I will only briefly mention Final Thought, a production from theatre group Acting Out, a mere taste of our show for next year, War Stories, that I am so lucky to be a part of. But, on a personal note, what I will say is this: being included in Shout Out was such an honour.

Yes, the background noise made it tricky to ensure projection, and you were sometimes awkwardly aware of people trying to get around you with trays of food, but it didn’t take too much away from the buzz, it didn’t diminish the satisfaction. From a performer’s point of view, despite the minor difficulties of the setting, this was still a chance to display your talent with pride and earn public interest, perhaps in a more significant way than usual.

This was SHOUT. For several years now the festival has been a place to “celebrate diversity” and “push boundaries”, as the programme states, and it is growing in popularity.

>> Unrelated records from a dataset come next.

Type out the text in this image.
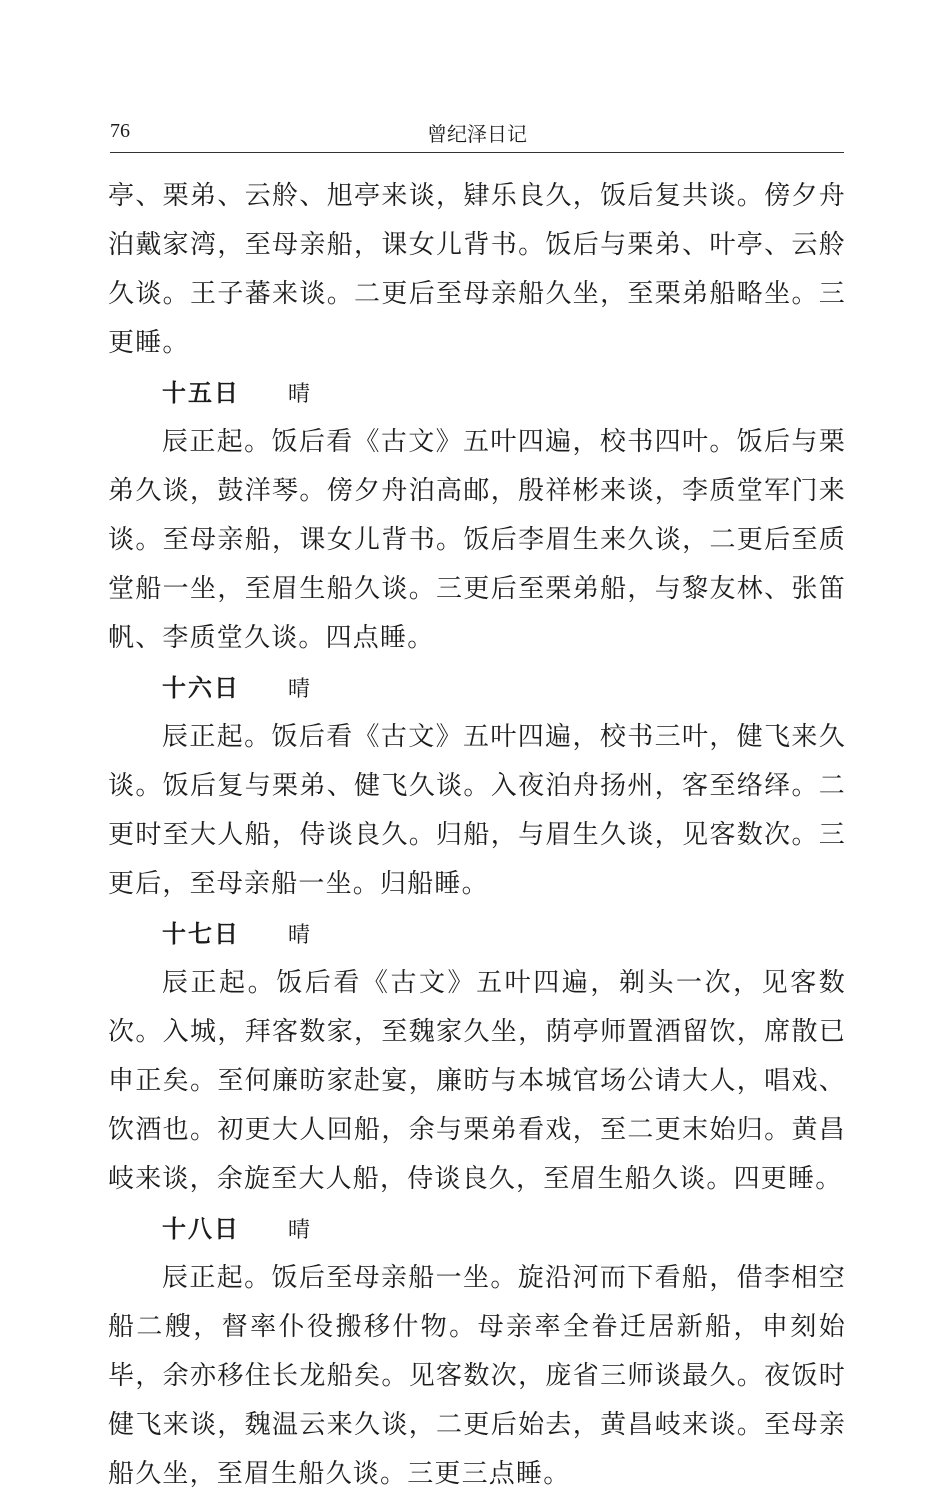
76	曾纪泽日记

亭、栗弟、云舲、旭亭来谈，肄乐良久，饭后复共谈。傍夕舟泊戴家湾，至母亲船，课女儿背书。饭后与栗弟、叶亭、云舲久谈。王子蕃来谈。二更后至母亲船久坐，至栗弟船略坐。三更睡。

十五日 晴

辰正起。饭后看《古文》五叶四遍，校书四叶。饭后与栗弟久谈，鼓洋琴。傍夕舟泊高邮，殷祥彬来谈，李质堂军门来谈。至母亲船，课女儿背书。饭后李眉生来久谈，二更后至质堂船一坐，至眉生船久谈。三更后至栗弟船，与黎友林、张笛帆、李质堂久谈。四点睡。

十六日 晴

辰正起。饭后看《古文》五叶四遍，校书三叶，健飞来久谈。饭后复与栗弟、健飞久谈。入夜泊舟扬州，客至络绎。二更时至大人船，侍谈良久。归船，与眉生久谈，见客数次。三更后，至母亲船一坐。归船睡。

十七日 晴

辰正起。饭后看《古文》五叶四遍，剃头一次，见客数次。入城，拜客数家，至魏家久坐，荫亭师置酒留饮，席散已申正矣。至何廉昉家赴宴，廉昉与本城官场公请大人，唱戏、饮酒也。初更大人回船，余与栗弟看戏，至二更末始归。黄昌岐来谈，余旋至大人船，侍谈良久，至眉生船久谈。四更睡。

十八日 晴

辰正起。饭后至母亲船一坐。旋沿河而下看船，借李相空船二艘，督率仆役搬移什物。母亲率全眷迁居新船，申刻始毕，余亦移住长龙船矣。见客数次，庞省三师谈最久。夜饭时健飞来谈，魏温云来久谈，二更后始去，黄昌岐来谈。至母亲船久坐，至眉生船久谈。三更三点睡。
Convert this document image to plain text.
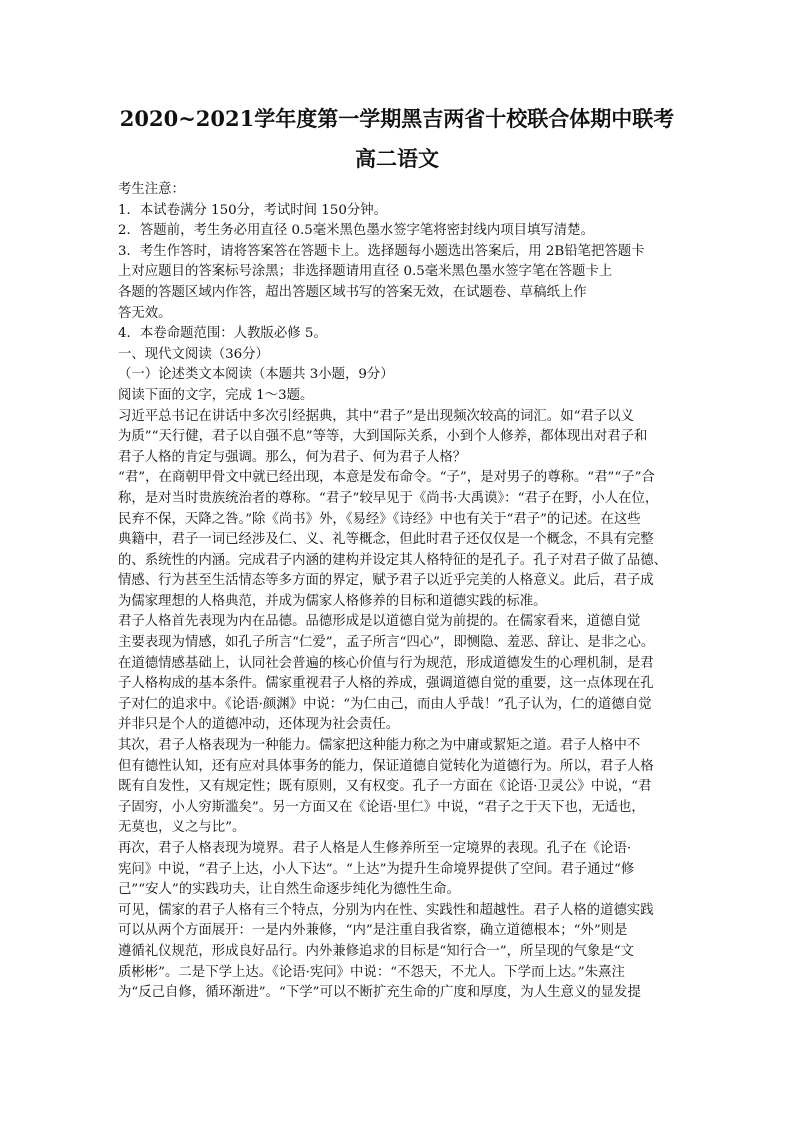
2020~2021学年度第一学期黑吉两省十校联合体期中联考
高二语文

考生注意：

1．本试卷满分 150分，考试时间 150分钟。

2．答题前，考生务必用直径 0.5毫米黑色墨水签字笔将密封线内项目填写清楚。

3．考生作答时，请将答案答在答题卡上。选择题每小题选出答案后，用 2B铅笔把答题卡

上对应题目的答案标号涂黑；非选择题请用直径 0.5毫米黑色墨水签字笔在答题卡上

各题的答题区域内作答，超出答题区域书写的答案无效，在试题卷、草稿纸上作

答无效。

4．本卷命题范围：人教版必修 5。

一、现代文阅读（36分）

（一）论述类文本阅读（本题共 3小题，9分）

阅读下面的文字，完成 1～3题。

习近平总书记在讲话中多次引经据典，其中“君子”是出现频次较高的词汇。如“君子以义

为质”“天行健，君子以自强不息”等等，大到国际关系，小到个人修养，都体现出对君子和

君子人格的肯定与强调。那么，何为君子、何为君子人格？

“君”，在商朝甲骨文中就已经出现，本意是发布命令。“子”，是对男子的尊称。“君”“子”合

称，是对当时贵族统治者的尊称。“君子”较早见于《尚书·大禹谟》：“君子在野，小人在位，

民弃不保，天降之咎。”除《尚书》外，《易经》《诗经》中也有关于“君子”的记述。在这些

典籍中，君子一词已经涉及仁、义、礼等概念，但此时君子还仅仅是一个概念，不具有完整

的、系统性的内涵。完成君子内涵的建构并设定其人格特征的是孔子。孔子对君子做了品德、

情感、行为甚至生活情态等多方面的界定，赋予君子以近乎完美的人格意义。此后，君子成

为儒家理想的人格典范，并成为儒家人格修养的目标和道德实践的标准。

君子人格首先表现为内在品德。品德形成是以道德自觉为前提的。在儒家看来，道德自觉

主要表现为情感，如孔子所言“仁爱”，孟子所言“四心”，即恻隐、羞恶、辞让、是非之心。

在道德情感基础上，认同社会普遍的核心价值与行为规范，形成道德发生的心理机制，是君

子人格构成的基本条件。儒家重视君子人格的养成，强调道德自觉的重要，这一点体现在孔

子对仁的追求中。《论语·颜渊》中说：“为仁由己，而由人乎哉！”孔子认为，仁的道德自觉

并非只是个人的道德冲动，还体现为社会责任。

其次，君子人格表现为一种能力。儒家把这种能力称之为中庸或絜矩之道。君子人格中不

但有德性认知，还有应对具体事务的能力，保证道德自觉转化为道德行为。所以，君子人格

既有自发性，又有规定性；既有原则，又有权变。孔子一方面在《论语·卫灵公》中说，“君

子固穷，小人穷斯滥矣”。另一方面又在《论语·里仁》中说，“君子之于天下也，无适也，

无莫也，义之与比”。

再次，君子人格表现为境界。君子人格是人生修养所至一定境界的表现。孔子在《论语·

宪问》中说，“君子上达，小人下达”。“上达”为提升生命境界提供了空间。君子通过“修

己”“安人”的实践功夫，让自然生命逐步纯化为德性生命。

可见，儒家的君子人格有三个特点，分别为内在性、实践性和超越性。君子人格的道德实践

可以从两个方面展开：一是内外兼修，“内”是注重自我省察，确立道德根本；“外”则是

遵循礼仪规范，形成良好品行。内外兼修追求的目标是“知行合一”，所呈现的气象是“文

质彬彬”。二是下学上达。《论语·宪问》中说：“不怨天，不尤人。下学而上达。”朱熹注

为“反己自修，循环渐进”。“下学”可以不断扩充生命的广度和厚度，为人生意义的显发提
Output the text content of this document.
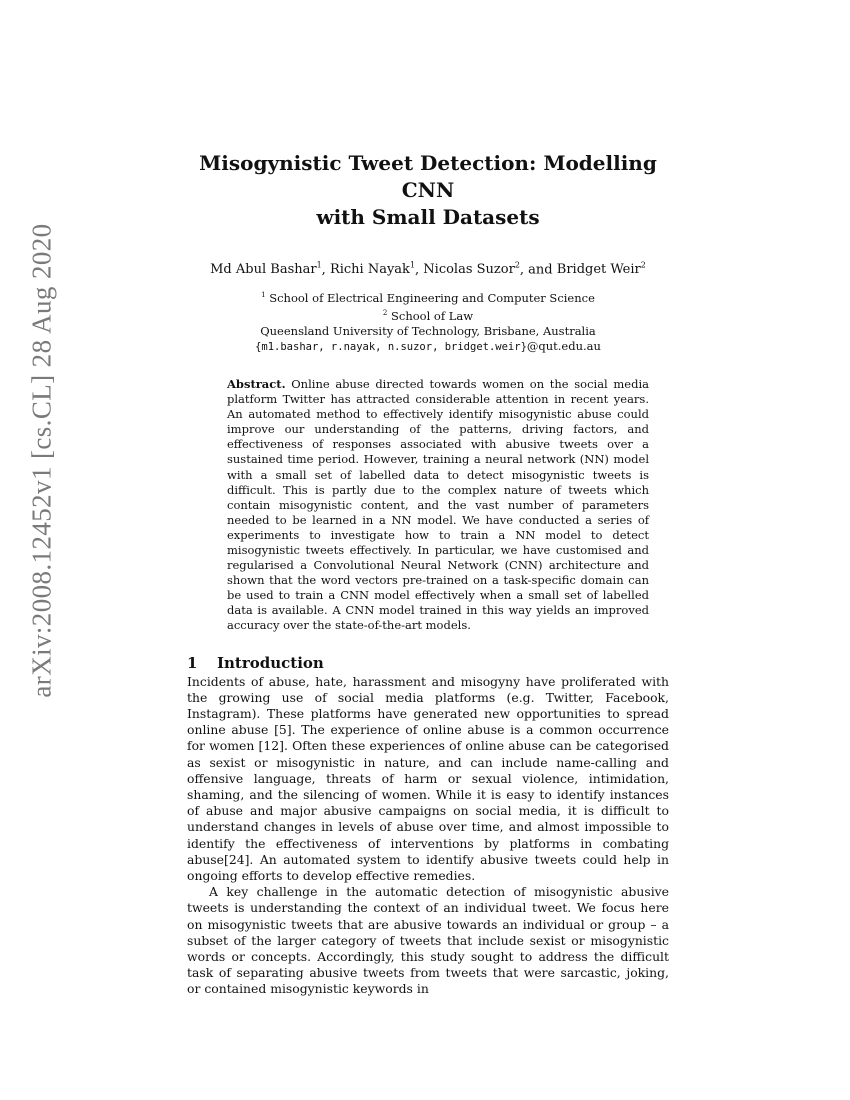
arXiv:2008.12452v1 [cs.CL] 28 Aug 2020
Misogynistic Tweet Detection: Modelling CNN
with Small Datasets
Md Abul Bashar$^1$, Richi Nayak$^1$, Nicolas Suzor$^2$, and Bridget Weir$^2$
$^1$ School of Electrical Engineering and Computer Science
$^2$ School of Law
Queensland University of Technology, Brisbane, Australia
{m1.bashar, r.nayak, n.suzor, bridget.weir}@qut.edu.au
Abstract. Online abuse directed towards women on the social media platform Twitter has attracted considerable attention in recent years. An automated method to effectively identify misogynistic abuse could improve our understanding of the patterns, driving factors, and effectiveness of responses associated with abusive tweets over a sustained time period. However, training a neural network (NN) model with a small set of labelled data to detect misogynistic tweets is difficult. This is partly due to the complex nature of tweets which contain misogynistic content, and the vast number of parameters needed to be learned in a NN model. We have conducted a series of experiments to investigate how to train a NN model to detect misogynistic tweets effectively. In particular, we have customised and regularised a Convolutional Neural Network (CNN) architecture and shown that the word vectors pre-trained on a task-specific domain can be used to train a CNN model effectively when a small set of labelled data is available. A CNN model trained in this way yields an improved accuracy over the state-of-the-art models.
1 Introduction

Incidents of abuse, hate, harassment and misogyny have proliferated with the growing use of social media platforms (e.g. Twitter, Facebook, Instagram). These platforms have generated new opportunities to spread online abuse [5]. The experience of online abuse is a common occurrence for women [12]. Often these experiences of online abuse can be categorised as sexist or misogynistic in nature, and can include name-calling and offensive language, threats of harm or sexual violence, intimidation, shaming, and the silencing of women. While it is easy to identify instances of abuse and major abusive campaigns on social media, it is difficult to understand changes in levels of abuse over time, and almost impossible to identify the effectiveness of interventions by platforms in combating abuse[24]. An automated system to identify abusive tweets could help in ongoing efforts to develop effective remedies.

A key challenge in the automatic detection of misogynistic abusive tweets is understanding the context of an individual tweet. We focus here on misogynistic tweets that are abusive towards an individual or group – a subset of the larger category of tweets that include sexist or misogynistic words or concepts. Accordingly, this study sought to address the difficult task of separating abusive tweets from tweets that were sarcastic, joking, or contained misogynistic keywords in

Yet, I’m beginning to wonder how many citizens of Birmingham are losing out. Shout Out has introduced me to so many talented individuals that I will gladly and hopefully watch again in the near future. Yes, the day has been and gone this year, but you can find all of these performers independently on many platforms like Twitter or Facebook, or even their own websites, and some are certainly worth hunting down. Besides, if you missed it this time there is always (fingers crossed!) next year. There are so many gifted artists among us in Birmingham. Do yourself a favour and check them out.